Follow the Smart Money

Recs

4

Be A Motley Fool Millionaire!

David Gardner's top pick took an epic run of 1,334%! See what he’s recommending that you buy NEXT.

If I had a dollar for every time I've heard the term "smart money" bandied about on financial television programs, I'd have a lot of ... smart money. It conjures up images of brilliant investors making ingenious purchases, but it more often refers to where big gobs of money are heading at this particular moment -- and the next moment, and the one after that.

And that money is not necessarily smart, because when investors trade frequently, their results suffer. A decade ago, for example, business school professors Brad Barber and Terrance Odean studied thousands of investors' trading behaviors and results. The average household had a net annualized geometric mean return of about 15.3%, compared with a market gain of 17.1%. But those households that traded most often only realized a 10% annual gain.

The conclusion? Frequent trading is "hazardous to your wealth."

So, what's the real smart money?

Be smart and index
While the talking heads spout on about minute-to-minute predictions, great fortunes have been built by people who bought into healthy, growing companies and then held on for the long haul. Warren Buffett, who built his entire fortune from scratch, has said that his favorite holding period is "forever."
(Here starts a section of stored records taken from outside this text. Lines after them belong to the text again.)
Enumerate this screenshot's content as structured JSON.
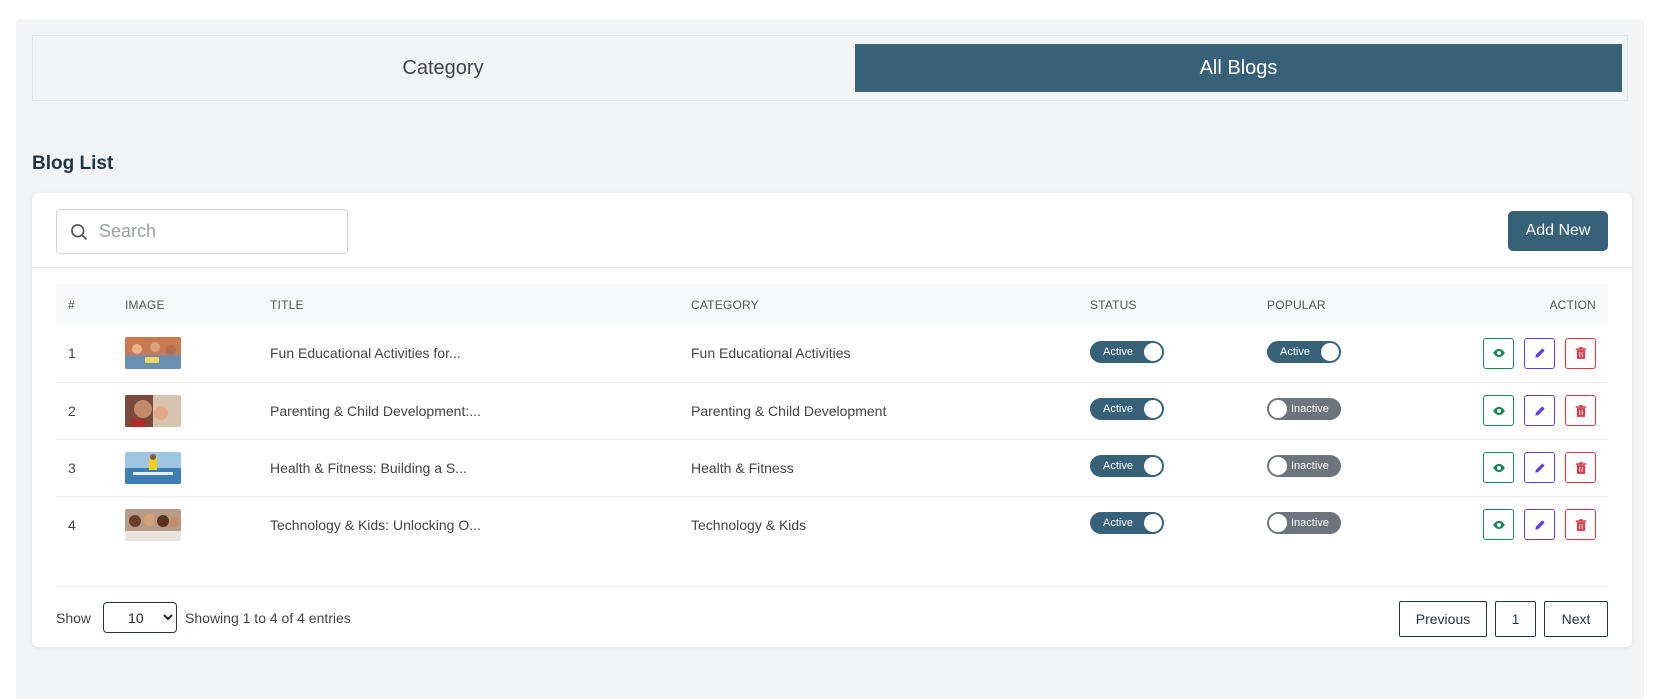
{
  "tabs": [
    {
      "label": "Category"
    },
    {
      "label": "All Blogs"
    }
  ],
  "section_title": "Blog List",
  "search": {
    "placeholder": "Search",
    "value": ""
  },
  "add_button": "Add New",
  "table": {
    "headers": [
      "#",
      "IMAGE",
      "TITLE",
      "CATEGORY",
      "STATUS",
      "POPULAR",
      "ACTION"
    ],
    "rows": [
      {
        "num": "1",
        "title": "Fun Educational Activities for...",
        "category": "Fun Educational Activities",
        "status": "Active",
        "popular": "Active"
      },
      {
        "num": "2",
        "title": "Parenting & Child Development:...",
        "category": "Parenting & Child Development",
        "status": "Active",
        "popular": "Inactive"
      },
      {
        "num": "3",
        "title": "Health & Fitness: Building a S...",
        "category": "Health & Fitness",
        "status": "Active",
        "popular": "Inactive"
      },
      {
        "num": "4",
        "title": "Technology & Kids: Unlocking O...",
        "category": "Technology & Kids",
        "status": "Active",
        "popular": "Inactive"
      }
    ]
  },
  "footer": {
    "show_label": "Show",
    "page_size": "10",
    "entries_text": "Showing 1 to 4 of 4 entries"
  },
  "pagination": {
    "previous": "Previous",
    "current": "1",
    "next": "Next"
  },
  "colors": {
    "primary": "#376079",
    "view": "#198754",
    "edit": "#5a3ff0",
    "delete": "#dc3545"
  }
}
But what about those of us who aren't Warren Buffett, who don't have a deep understanding of various industries, but who do believe in the future of American business? According to Buffett:

That investor should both own a large number of equities and space out his purchases. By periodically investing in an index fund, for example, the know-nothing investor can actually out-perform most investment professionals. Paradoxically, when 'dumb' money acknowledges its limitations, it ceases to be dumb.

The majority of managed mutual funds, which are how many investors diversify their investments, fail to outperform simple index funds. By being average, then, you'll be above-average. You'll outperform lots of Wall Street pros. Now that's smart!

Be smart and use stocks
Of course, you might aim to do even better than the market's return. If you do have a solid handle on a few industries, adding some individual stocks to your portfolio (perhaps in addition to an index fund) might very well be smart.
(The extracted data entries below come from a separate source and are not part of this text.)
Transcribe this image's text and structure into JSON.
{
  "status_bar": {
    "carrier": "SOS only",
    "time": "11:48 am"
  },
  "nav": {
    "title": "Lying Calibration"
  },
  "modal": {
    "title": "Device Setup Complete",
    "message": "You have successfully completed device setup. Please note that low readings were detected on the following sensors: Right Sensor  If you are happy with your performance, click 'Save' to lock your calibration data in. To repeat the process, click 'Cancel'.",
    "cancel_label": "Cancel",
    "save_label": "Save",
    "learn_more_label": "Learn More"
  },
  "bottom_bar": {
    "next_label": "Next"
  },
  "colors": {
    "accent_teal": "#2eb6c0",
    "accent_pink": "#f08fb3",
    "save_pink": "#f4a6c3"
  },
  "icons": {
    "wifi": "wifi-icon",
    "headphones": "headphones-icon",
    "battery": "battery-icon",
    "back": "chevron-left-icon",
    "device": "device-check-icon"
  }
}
Check out the 20-year average annual returns for the following companies:

Company

20-Year Avg. Annual Return

Schering-Plough (NYSE: SGP)

9%

FedEx (NYSE: FDX)

9%

Arch Coal (NYSE: ACI)

10%

Automatic Data Processing (NYSE: ADP)

12%

Lowe's (NYSE: LOW)

19%

Best Buy (NYSE: BBY)

24%

EMC (NYSE: EMC)

26%

Source: Yahoo! Finance.

Compare those numbers with the S&P 500's average gain of just 6.3% in the same period (which was considerably higher before the recent 40%-plus market swoon). A $10,000 investment in a company that averages 12% growth over 20 years will grow to almost $100,000 in two decades -- an increase of nearly 10-fold.

The smart money buys and holds good companies.

Be smart and use funds
But what if you aim to outperform the market, but you don't necessarily feel confident picking individual stocks? Then the smart money looks for those few managed mutual funds that do consistently outperform the market.

How to find them? Look for

  • Smart, long-term managers with impressive track records
  • Low fees
  • Low turnover

If you'd like some help finding funds like this, consider our Motley Fool Champion Funds investment service. It recommends at least one winner each month, and a free 30-day trial will give you full access to all of our past issues -- and all of our past recommendations. So turn off your TV and tune in to where the smart money is -- in index funds, individual stocks, and top-notch managed funds -- all held for the long run.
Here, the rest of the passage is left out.